Wednesday, January 11, 2006

from The Most High, Aminadab and The Infinite Conversation

"In every room there's a constant coming and going of the most serious working people, an extraordinary buzzing of activity, everyone's busy, and yet the visitor is struck by something sad and useless, as if everyone were yawning in idleness and boredom."

-Maurice Blanchot, The Most High
"With the exception of a few who lost their senses and who had to be reduced to silence, most everyone was on their best behavior, and we witnessed a great effort of solidarity, concord and mutual aid that established a new atmosphere in the house. Nevertheless, although nearly everyone enjoyed a pleasure and comfort they had never known before, no one was happy. Something was missing. Boredom cast its shadow over people's faces. We did not know why the days remained empty, or why, on rising in the morning, we thought with such melancholy of the long hours we would have to live through before the consolation of sleep. At the same time, we began to observe some strange phenomena, or that seemed strange at least to our idle, disengaged minds. First there was a relaxation of enthusiasm and of discipline. This was, you might say, very normal. Enthusiasm gave way to half-heartedness; charity and patience gave way to ill will."

-Aminadab
"As we discover through the experience of boredom when indeed boredom seems to be the sudden, the insensible apprehension of the quotidian into which we slide in the leveling out of a steady, slack time, feeling ourselves forever sucked in, yet feeling at the same time that we have already lost it and are henceforth incapable of deciding whether there is a lack of the everyday or too much of it––thus held by boredom in boredom, which develops, as Friedrich Schlegel, just as carbon dioxide accumulates in a closed space where too many people find themselves together.

Boredom is the everyday become manifest: consequently, the everyday after it has lost its essential––constitutive––trait of being
unperceived. Thus the everyday always sends us back to that inapparent and nonetheless unconcealed part of existence that is insignificant because it remains always to the hither side of what signifies it; silent, but with a silence that has already dissipated as soon as we keep still in order to hear it, and that we hear better in the idle chatter, in the unspeaking speech that is soft human murmuring in us and around us.

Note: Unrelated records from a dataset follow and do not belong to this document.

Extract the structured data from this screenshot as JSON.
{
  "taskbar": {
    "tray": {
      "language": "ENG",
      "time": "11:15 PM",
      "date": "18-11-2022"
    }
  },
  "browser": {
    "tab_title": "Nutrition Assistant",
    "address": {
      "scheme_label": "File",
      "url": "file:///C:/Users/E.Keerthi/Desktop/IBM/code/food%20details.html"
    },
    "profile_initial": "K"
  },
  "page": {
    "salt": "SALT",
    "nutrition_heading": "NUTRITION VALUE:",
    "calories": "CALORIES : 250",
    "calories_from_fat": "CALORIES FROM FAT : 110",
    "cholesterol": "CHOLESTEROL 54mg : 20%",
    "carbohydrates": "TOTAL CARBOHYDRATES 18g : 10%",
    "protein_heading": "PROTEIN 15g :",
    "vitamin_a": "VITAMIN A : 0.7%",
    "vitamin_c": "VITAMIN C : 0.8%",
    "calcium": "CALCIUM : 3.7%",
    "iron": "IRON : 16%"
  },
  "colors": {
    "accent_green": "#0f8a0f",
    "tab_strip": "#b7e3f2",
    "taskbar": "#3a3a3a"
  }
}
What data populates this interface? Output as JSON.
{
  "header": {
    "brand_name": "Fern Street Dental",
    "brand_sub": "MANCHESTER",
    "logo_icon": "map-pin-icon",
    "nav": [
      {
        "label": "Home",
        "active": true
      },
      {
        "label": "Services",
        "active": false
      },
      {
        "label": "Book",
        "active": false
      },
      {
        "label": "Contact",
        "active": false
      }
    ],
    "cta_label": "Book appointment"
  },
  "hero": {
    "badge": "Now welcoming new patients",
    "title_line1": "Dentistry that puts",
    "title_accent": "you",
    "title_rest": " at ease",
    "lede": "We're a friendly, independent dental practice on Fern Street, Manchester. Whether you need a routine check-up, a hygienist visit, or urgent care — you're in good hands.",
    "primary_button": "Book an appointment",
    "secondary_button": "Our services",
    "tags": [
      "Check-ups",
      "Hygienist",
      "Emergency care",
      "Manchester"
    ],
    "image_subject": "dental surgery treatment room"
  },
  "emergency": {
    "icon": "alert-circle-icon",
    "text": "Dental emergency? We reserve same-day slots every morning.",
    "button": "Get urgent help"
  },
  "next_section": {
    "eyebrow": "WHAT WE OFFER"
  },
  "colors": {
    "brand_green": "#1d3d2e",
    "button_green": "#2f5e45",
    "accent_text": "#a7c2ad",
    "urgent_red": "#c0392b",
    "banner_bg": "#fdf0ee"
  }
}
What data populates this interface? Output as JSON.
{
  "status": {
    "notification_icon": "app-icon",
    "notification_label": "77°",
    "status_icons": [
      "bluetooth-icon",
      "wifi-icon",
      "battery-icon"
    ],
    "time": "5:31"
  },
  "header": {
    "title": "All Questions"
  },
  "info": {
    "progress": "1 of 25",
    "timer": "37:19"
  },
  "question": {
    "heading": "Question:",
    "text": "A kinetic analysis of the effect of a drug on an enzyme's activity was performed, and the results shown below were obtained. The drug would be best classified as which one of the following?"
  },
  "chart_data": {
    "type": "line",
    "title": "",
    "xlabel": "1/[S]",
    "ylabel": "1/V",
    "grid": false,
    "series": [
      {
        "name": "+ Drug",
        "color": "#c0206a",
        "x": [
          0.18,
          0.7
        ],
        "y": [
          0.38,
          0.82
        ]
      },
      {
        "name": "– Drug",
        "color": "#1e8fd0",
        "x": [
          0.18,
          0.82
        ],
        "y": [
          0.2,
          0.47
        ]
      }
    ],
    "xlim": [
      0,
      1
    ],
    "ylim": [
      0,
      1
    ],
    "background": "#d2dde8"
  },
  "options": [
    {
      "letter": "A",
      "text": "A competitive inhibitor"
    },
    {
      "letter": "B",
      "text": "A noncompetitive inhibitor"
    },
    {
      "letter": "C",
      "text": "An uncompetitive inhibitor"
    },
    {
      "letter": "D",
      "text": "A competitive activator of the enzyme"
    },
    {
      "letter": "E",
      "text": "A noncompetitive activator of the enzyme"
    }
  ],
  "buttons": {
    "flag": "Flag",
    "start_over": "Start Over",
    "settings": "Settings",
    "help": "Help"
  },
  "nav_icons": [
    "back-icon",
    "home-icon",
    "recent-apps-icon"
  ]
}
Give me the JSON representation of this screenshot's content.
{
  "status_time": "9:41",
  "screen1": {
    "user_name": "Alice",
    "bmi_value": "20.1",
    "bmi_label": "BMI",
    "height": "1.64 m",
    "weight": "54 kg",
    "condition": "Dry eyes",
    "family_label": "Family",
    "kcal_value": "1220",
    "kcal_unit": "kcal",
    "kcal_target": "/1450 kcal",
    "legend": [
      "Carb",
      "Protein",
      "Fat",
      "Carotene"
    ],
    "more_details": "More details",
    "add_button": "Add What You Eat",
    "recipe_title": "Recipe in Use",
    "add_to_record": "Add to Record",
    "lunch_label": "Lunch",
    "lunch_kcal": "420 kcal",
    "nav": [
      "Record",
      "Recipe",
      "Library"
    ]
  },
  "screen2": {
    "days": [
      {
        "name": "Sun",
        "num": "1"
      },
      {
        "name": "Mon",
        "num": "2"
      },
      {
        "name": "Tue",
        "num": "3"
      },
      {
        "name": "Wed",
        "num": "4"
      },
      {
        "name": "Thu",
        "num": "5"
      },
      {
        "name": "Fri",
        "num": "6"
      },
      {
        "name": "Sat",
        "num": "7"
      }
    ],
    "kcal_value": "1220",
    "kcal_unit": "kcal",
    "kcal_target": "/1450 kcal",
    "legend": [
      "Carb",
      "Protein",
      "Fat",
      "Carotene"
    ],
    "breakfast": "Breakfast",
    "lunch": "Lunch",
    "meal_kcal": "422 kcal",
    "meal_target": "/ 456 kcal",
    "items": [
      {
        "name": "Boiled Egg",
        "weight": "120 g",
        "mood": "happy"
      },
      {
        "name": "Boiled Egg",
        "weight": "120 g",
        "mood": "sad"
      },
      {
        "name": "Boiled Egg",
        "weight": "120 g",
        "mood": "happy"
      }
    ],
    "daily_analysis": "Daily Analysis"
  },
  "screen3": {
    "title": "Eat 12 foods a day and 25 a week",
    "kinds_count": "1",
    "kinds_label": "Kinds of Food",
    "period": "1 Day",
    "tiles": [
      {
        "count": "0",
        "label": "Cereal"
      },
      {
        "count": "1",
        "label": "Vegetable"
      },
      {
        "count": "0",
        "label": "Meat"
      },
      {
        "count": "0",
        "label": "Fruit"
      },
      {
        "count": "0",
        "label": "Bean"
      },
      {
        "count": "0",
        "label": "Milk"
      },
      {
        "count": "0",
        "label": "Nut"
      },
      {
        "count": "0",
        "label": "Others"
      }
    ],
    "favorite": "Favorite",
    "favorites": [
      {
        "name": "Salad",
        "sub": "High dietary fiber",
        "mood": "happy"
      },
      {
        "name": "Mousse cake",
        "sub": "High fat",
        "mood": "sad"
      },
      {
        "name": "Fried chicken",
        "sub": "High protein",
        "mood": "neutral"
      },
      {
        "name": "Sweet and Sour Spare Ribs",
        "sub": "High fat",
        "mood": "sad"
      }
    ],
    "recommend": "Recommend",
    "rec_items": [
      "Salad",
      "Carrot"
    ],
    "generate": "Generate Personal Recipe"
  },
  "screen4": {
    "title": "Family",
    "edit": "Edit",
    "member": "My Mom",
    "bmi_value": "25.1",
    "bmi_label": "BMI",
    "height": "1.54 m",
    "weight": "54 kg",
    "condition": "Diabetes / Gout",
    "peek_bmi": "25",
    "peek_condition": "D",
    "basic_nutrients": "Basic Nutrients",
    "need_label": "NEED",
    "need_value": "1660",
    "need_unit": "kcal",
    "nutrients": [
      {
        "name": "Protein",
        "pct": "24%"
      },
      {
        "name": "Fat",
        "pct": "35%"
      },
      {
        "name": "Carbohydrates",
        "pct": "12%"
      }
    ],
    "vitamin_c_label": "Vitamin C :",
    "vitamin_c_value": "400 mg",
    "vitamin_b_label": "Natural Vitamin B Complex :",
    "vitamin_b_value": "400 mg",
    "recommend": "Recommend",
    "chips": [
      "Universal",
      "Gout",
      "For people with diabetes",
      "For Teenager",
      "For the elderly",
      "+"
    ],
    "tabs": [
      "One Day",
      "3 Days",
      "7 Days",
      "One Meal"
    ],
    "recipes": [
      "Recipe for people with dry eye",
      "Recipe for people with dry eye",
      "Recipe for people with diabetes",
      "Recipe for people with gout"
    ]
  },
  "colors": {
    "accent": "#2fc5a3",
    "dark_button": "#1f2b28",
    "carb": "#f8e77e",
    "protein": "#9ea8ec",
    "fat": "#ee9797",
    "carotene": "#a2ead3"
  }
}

The everyday is the movement by which man, as though without knowing it, holds himself back in human anonymity. In the everyday we have no name, little personal reality, scarcely a figure, just as we have no social determination to sustain or enclose us. To be sure, I work daily; but in the everyday I am not a worker belonging to the class of those who work. The everyday of work tends to draw me apart from that membership in the collectivity of work that founds its truth..."

-The Infinite Conversation

4 comments:

X said...

Matt, consider this a call: we need to investigate the transcendental problem of boredom.

I am deadly serious.

Ground Zero said...

Is 'Indolence' of Levinas same as this boredom? Does it have any connection with the 'passivity' of 'author'?

Anonymous said...

Rajiv, great questions. You might also try here, or here, or here.

Joseph, you look deadly serious.

X said...

Actually, on second thoughts, I can't be bothered.